There’s been a lot of backtracking after Monday’s news that the low Vodafone Idea/Vi share price could delay plans for the Indian government to take equity in the operator.
Firstly Vi itself said that no guideline prohibited the government from taking equity simply because the company’s current share value was less than par value – 10 rupees or about 12 US cents in the case of Vi.
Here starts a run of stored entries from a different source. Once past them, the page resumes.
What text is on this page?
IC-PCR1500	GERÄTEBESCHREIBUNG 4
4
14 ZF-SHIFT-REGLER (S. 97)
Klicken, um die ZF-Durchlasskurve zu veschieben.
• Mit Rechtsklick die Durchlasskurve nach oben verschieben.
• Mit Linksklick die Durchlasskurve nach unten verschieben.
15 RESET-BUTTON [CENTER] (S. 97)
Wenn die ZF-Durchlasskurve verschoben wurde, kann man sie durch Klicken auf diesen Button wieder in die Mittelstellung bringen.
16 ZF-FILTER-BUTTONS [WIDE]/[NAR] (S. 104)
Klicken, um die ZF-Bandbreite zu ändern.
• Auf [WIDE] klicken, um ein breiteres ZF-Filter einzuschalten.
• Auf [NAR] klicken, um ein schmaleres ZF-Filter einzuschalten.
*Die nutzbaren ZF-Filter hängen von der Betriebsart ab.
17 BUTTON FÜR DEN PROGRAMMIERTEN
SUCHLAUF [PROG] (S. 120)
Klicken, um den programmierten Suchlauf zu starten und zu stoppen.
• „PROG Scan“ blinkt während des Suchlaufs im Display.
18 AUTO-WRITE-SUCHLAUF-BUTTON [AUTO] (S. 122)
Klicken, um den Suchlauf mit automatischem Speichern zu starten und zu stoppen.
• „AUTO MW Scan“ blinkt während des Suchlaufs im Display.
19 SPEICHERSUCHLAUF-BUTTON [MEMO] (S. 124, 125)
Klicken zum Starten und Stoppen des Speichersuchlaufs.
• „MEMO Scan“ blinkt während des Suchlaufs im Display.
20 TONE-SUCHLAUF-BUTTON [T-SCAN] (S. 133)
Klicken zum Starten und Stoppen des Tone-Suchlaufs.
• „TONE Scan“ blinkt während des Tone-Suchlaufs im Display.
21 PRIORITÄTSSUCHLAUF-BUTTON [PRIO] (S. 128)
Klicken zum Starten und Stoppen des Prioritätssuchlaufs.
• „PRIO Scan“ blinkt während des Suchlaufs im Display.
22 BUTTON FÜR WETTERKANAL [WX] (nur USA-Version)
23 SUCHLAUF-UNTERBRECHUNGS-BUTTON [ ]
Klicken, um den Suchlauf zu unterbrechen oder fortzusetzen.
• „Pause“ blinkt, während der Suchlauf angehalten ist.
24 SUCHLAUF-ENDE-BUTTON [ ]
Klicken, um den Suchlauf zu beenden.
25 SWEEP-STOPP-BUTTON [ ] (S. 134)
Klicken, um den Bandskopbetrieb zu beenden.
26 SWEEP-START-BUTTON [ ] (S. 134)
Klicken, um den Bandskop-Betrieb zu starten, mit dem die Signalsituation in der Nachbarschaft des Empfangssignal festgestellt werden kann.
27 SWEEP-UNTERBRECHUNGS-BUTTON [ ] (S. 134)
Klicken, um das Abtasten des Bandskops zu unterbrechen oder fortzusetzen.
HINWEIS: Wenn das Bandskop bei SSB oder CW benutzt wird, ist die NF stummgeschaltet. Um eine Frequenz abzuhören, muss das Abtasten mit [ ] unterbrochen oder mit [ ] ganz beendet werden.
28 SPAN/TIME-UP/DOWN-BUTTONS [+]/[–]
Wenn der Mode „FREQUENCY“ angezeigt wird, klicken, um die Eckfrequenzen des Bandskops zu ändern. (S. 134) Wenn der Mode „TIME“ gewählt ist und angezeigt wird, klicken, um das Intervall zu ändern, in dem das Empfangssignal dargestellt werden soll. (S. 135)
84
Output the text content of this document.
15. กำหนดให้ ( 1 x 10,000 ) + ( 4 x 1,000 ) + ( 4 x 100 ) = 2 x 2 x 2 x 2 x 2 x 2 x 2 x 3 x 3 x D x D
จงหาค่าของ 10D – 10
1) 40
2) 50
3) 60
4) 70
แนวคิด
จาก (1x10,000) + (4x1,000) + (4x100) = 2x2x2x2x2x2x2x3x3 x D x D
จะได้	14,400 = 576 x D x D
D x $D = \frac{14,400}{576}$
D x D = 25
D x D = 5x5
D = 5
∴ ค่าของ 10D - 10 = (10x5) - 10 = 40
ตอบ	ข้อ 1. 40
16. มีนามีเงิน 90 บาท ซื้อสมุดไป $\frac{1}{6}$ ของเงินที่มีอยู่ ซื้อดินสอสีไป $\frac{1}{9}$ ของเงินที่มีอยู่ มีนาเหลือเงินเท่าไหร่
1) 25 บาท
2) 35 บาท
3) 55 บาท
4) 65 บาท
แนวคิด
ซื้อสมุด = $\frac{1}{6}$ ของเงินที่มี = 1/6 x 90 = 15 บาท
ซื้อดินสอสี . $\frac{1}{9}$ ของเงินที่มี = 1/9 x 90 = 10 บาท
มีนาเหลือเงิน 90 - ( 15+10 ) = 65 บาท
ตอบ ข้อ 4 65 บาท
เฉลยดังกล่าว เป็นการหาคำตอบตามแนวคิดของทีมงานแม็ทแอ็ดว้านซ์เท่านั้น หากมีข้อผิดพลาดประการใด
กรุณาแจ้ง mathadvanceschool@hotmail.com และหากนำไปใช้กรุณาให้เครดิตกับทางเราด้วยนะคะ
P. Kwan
Then Indus Towers (a Vi creditor) withdrew a key paragraph from its quarterly report for July-September that had said that such a guideline did exist, admitting that the suggestion was incorporated erroneously.
It had suggested that the Department of Telecommunications (DoT) could convert Vodafone Idea’s accrued interest on deferred adjusted gross revenue-related dues into equity only after its stock price stabilised above 10 rupees.
As we said on Monday, Vi can ill-afford any further delay to this process, given the dues it owes vendors and the need to keep investors happy.
India’s Economic Times points out that the equity conversion proposal has been pending since the start of the year and that the government had asked the company to present a concrete fundraising plan before it finalises the conversion. The question now is: when will the conversion go ahead?
Of course, Vi isn’t the only cash-strapped operator seeking to raise funds. According to local press reports, Indian state-run operators Mahanagar Telephone Nigam Ltd (MTNL) and Bharat Sanchar Nigam Ltd (BSNL) apparently intend to raise an aggregate of 193.56 billion Indian rupees (US$2.341 billion) before the end of this year through government guaranteed bonds.